Tom Goguen, Apple’s director of Server Software, told MacCentral that the product is targeted mainly to educators, but also has applications in the business world and, heck, even in homes.
“This is the first time we’ve brought this functionality to Mac OS X, though we’ve had a similar product [Apple Network Assistant] for previous versions of the Mac operating system,” he said. “Apple Remote Desktop is useful for both K-12 or higher ed institutions, but it can also be used in situations such as training centers out in the business world.”
For instance, it can be used to augment help desk activities inside businesses. Users can look at systems and configure directly over a network without being in front of the systems. This lets them solve problems quickly from their own desktop, Goguen said. Other professionals use Apple Remote Desktop to access systems remotely.

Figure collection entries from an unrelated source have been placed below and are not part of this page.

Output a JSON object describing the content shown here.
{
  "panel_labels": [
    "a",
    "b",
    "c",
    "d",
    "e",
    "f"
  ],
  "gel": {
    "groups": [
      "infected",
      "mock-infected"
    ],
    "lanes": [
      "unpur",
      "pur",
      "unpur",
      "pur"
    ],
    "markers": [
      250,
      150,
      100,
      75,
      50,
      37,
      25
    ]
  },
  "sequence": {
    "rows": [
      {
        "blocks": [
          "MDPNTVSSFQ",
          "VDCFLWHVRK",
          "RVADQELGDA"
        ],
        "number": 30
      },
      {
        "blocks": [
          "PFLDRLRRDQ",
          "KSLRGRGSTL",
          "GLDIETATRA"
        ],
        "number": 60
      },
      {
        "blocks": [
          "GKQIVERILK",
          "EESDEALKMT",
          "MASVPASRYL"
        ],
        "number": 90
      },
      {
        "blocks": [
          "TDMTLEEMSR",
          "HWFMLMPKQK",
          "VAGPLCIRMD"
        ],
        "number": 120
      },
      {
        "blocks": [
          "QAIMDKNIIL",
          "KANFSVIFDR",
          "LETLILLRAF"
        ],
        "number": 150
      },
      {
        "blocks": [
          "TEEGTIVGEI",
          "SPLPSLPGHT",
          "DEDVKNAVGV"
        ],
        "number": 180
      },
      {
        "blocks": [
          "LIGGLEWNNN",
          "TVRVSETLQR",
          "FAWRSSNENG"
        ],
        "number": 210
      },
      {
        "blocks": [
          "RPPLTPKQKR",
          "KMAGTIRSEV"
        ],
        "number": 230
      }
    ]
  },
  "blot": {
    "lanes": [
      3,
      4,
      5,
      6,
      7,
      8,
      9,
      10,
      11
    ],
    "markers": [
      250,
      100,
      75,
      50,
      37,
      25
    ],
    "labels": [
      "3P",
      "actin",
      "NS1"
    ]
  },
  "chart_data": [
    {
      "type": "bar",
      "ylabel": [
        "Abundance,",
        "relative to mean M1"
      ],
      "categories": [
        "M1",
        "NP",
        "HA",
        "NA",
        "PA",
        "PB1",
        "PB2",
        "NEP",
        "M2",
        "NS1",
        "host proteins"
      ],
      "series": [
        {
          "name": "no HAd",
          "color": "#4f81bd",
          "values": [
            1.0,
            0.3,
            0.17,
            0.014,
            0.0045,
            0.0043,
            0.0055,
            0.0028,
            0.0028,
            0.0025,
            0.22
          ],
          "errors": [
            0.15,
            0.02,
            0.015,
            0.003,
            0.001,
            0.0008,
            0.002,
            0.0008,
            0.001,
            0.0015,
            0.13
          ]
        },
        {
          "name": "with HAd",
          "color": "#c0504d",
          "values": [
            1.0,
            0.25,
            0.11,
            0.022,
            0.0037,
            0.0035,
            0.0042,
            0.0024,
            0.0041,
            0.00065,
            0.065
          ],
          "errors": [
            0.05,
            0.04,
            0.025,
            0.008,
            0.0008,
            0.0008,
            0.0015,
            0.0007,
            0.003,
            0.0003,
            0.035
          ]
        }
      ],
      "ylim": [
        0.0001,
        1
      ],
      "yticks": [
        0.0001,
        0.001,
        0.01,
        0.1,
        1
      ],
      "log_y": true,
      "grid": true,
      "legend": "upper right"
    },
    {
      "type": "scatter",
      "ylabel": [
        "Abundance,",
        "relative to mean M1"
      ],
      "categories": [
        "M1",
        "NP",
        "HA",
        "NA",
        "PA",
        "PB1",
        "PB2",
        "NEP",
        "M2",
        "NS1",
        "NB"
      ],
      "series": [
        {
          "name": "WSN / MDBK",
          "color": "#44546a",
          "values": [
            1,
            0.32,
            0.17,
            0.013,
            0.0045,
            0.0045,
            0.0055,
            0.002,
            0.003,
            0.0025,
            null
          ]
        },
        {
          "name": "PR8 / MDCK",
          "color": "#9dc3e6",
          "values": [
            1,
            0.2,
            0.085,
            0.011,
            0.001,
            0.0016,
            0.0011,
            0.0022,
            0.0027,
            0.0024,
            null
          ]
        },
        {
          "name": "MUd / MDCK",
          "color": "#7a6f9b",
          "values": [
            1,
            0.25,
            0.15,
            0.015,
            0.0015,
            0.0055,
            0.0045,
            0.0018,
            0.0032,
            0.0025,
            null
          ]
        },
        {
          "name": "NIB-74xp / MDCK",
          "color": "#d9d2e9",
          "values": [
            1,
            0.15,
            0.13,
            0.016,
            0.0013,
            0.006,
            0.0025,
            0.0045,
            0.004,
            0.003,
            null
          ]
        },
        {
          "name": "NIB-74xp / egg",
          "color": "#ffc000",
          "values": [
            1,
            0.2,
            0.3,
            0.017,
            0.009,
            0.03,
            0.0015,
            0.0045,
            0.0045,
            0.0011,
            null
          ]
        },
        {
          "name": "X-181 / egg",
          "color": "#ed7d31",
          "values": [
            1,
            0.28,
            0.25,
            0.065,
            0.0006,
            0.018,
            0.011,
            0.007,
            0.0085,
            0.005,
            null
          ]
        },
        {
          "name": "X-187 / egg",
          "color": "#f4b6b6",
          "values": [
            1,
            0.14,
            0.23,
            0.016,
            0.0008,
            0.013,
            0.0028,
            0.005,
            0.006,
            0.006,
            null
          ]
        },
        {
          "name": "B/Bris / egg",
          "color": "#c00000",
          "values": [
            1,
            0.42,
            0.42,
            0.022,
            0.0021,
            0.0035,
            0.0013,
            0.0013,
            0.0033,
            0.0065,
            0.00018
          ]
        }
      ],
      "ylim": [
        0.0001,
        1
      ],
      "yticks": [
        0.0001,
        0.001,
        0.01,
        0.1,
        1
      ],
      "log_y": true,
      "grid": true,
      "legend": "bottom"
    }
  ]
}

“I have a server that sits in my office,” Goguen said. “I can access it from home and do different things to it. Some work the opposite way; they have an Apple server sitting at home and can access it from work.”
There are even potential home uses. On a very basic level, you can access a Mac located upstairs from another one upstairs. But there are more complex uses for Apple Remote Desktop in the home.
“I’m the administrator for my parents’ computer, and they live across the country,” Goguen said. “In this type of environment, Apple Remote Desktop is sort of like a powerful version of chat, but can pull up a computer screen, as well.”
In the education setting, teachers can view students’ computer screens, perform group demonstrations and help individuals with real-time screen-sharing, text chat and the “request attention” command. System administrators can provide remote assistance, get comprehensive system profiles, reconfigure system settings and quickly and easily distribute software applications across hundreds of computers — all from one central location over both Ethernet and AirPort wireless networks.
In higher ed settings, Apple Remote Desktop can be used to train people on specific topics, such as language skills. The lecturer can see what’s happening on students’ screens, and even “push” what’s on her screen onto student screens.
“It’s a cool product because it gives educators one more tool in their arsenal that helps them be effective,” Goguen said. “And it’s really good in helping reduce administrative costs across the board.”
Goguen said that educators have wanted to see this technology on Mac OS X. It offers yet another set of features that you get by deploying the new operating system in an education environment, he added.
There are other products from third party companies that do similar things, such as
SynchronEyes. However, Apple Remote Desktop has some unique features, such as chat capabilities, Goguen said.
Apple Remote Desktop supports multiple levels of administrator access, each with its own password, providing a secure way for teachers or department-level administrators to assist users while restricting privileges for deleting items or changing system settings. Teachers and administrators can also remotely control computers by locking screens, starting, restarting, sleeping or waking computers on an individual basis or for an entire workgroup or computer lab.
Apple Remote Desktop is available now through the
Apple Store, at Apple’s retail stores, and Apple Authorized Resellers for a suggested retail price of US$299 for the 10-client edition and $499 for the unlimited client version. Special
education pricing can be found online. Look for MacCentral’s forthcoming review of Apple Remote Desktop.
The administrative system of the product requires Mac OS X 10.1 or later. However, client systems can be running Mac OS 8.1 through Mac OS 10.1 or later.